Posted by Flink Developer <de...@protonmail.com>.
Hi, is there any idea on what causes this and how it can be resolved? Thanks.

‐‐‐‐‐‐‐ Original Message ‐‐‐‐‐‐‐
On Wednesday, December 5, 2018 12:44 AM, Flink Developer <de...@protonmail.com> wrote:

> I have a Flink app with high parallelism (400) running in AWS EMR. It uses Flink v1.5.2. It sources Kafka and sinks to S3 using BucketingSink (using RocksDb backend for checkpointing). The destination is defined using "s3a://" prefix. The Flink job is a streaming app which runs continuously. At any given time, it's possible that each worker will write to a part file in S3. This means all workers combined could potentially generate/write to 400 files (due to 400 parallelism).
>
> After a few days, one of the workers will fail with the exception:
>
>     org.apache.hadoop.fs.s3a.AWSS3IOException: copyFile(bucket/2018-09-01/05/_file-10-1.gz.in-progress, bucket/2018-09-01/05/_file-10-1.gz.pending): com.amazonaws.services.s3.model.AmazonS3Exception: We encountered an internal error. Pelase try again. (Service: Amazon S3; Status Code: 200 InternalError; Request ID: xxxxxxxxxx; S3 Extended Request ID: yyyyyyyyyyyyyyy
>     at org.apache.hadoop.fs.s3a.S3AUtils.translateException(S3AUtils.java: 178)

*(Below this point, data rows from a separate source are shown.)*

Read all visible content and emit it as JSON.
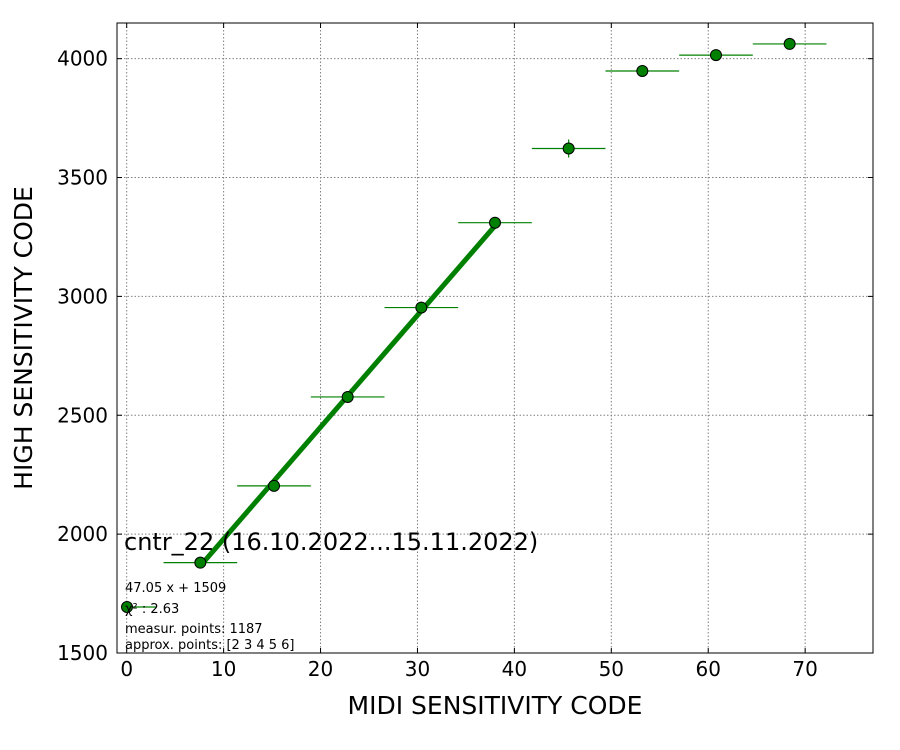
{
  "chart_data": {
    "type": "scatter",
    "title": "",
    "xlabel": "MIDI SENSITIVITY CODE",
    "ylabel": "HIGH SENSITIVITY CODE",
    "xlim": [
      -1,
      77
    ],
    "ylim": [
      1500,
      4150
    ],
    "xticks": [
      0,
      10,
      20,
      30,
      40,
      50,
      60,
      70
    ],
    "yticks": [
      1500,
      2000,
      2500,
      3000,
      3500,
      4000
    ],
    "xtick_labels": [
      "0",
      "10",
      "20",
      "30",
      "40",
      "50",
      "60",
      "70"
    ],
    "ytick_labels": [
      "1500",
      "2000",
      "2500",
      "3000",
      "3500",
      "4000"
    ],
    "grid": true,
    "series": [
      {
        "marker_color": "#008000",
        "points": [
          {
            "x": 7.6,
            "y": 1880,
            "xerr": 3.8,
            "yerr": 8
          },
          {
            "x": 15.2,
            "y": 2203,
            "xerr": 3.8,
            "yerr": 10
          },
          {
            "x": 22.8,
            "y": 2577,
            "xerr": 3.8,
            "yerr": 10
          },
          {
            "x": 30.4,
            "y": 2953,
            "xerr": 3.8,
            "yerr": 10
          },
          {
            "x": 38.0,
            "y": 3310,
            "xerr": 3.8,
            "yerr": 15
          },
          {
            "x": 45.6,
            "y": 3622,
            "xerr": 3.8,
            "yerr": 38
          },
          {
            "x": 53.2,
            "y": 3948,
            "xerr": 3.8,
            "yerr": 10
          },
          {
            "x": 60.8,
            "y": 4015,
            "xerr": 3.8,
            "yerr": 10
          },
          {
            "x": 68.4,
            "y": 4062,
            "xerr": 3.8,
            "yerr": 10
          }
        ]
      }
    ],
    "fit_line": {
      "slope": 47.05,
      "intercept": 1509,
      "x_range": [
        7.6,
        38.0
      ],
      "color": "#008000"
    },
    "annotations": {
      "name": "cntr_22 (16.10.2022...15.11.2022)",
      "fit": "47.05 x + 1509",
      "chi_sq": "χ² : 2.63",
      "measur": "measur. points: 1187",
      "approx": "approx. points: [2 3 4 5 6]"
    },
    "legend_placement": "lower-left"
  }
}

>     at org.apache.hadoop.fs.s3a.S3AFileSystem.copyFile(S3AFileSystem.java: 1803)
>     at org.apache.hadoop.fs.s3a.S3AFileSystem.innerRename(S3AFileSystem.java:776)
>     at org.apache.hadoop.fs.s3a.S3AFileSystem.rename(S3AFileSystem.java:662)
>     at org.apache.flink.streaming.connectors.fs.bucketing.BucketingSink.closeCurrentPartFile(BucketingSink.java:575)
>     at org.apache.flink.streaming.connectors.fs.bucketing.BucketingSink.openNewPartFile(BucketingSink.java:514)
>     at org.apache.flink.streaming.connectors.fs.bucketing.BucketingSink.invoke(BucketingSink.java:446)
>
> This seems to randomly occur when a new part file is created by the BucketingSink. The odd thing is that this happens randomly but consistently on separate job executions. When it occurs, it happens to 1 of the parallel flink workers (not all). Also, when this occurs, the Flink job transitions into a FAILING state, but the Flink job does not restart and resume/recover from the last successful checkpoint.
>
> What is the cause for this and how can it be resolved? Also, how can the job be configured to restart/recover from the last successful checkpoint instead of staying in the FAILING state?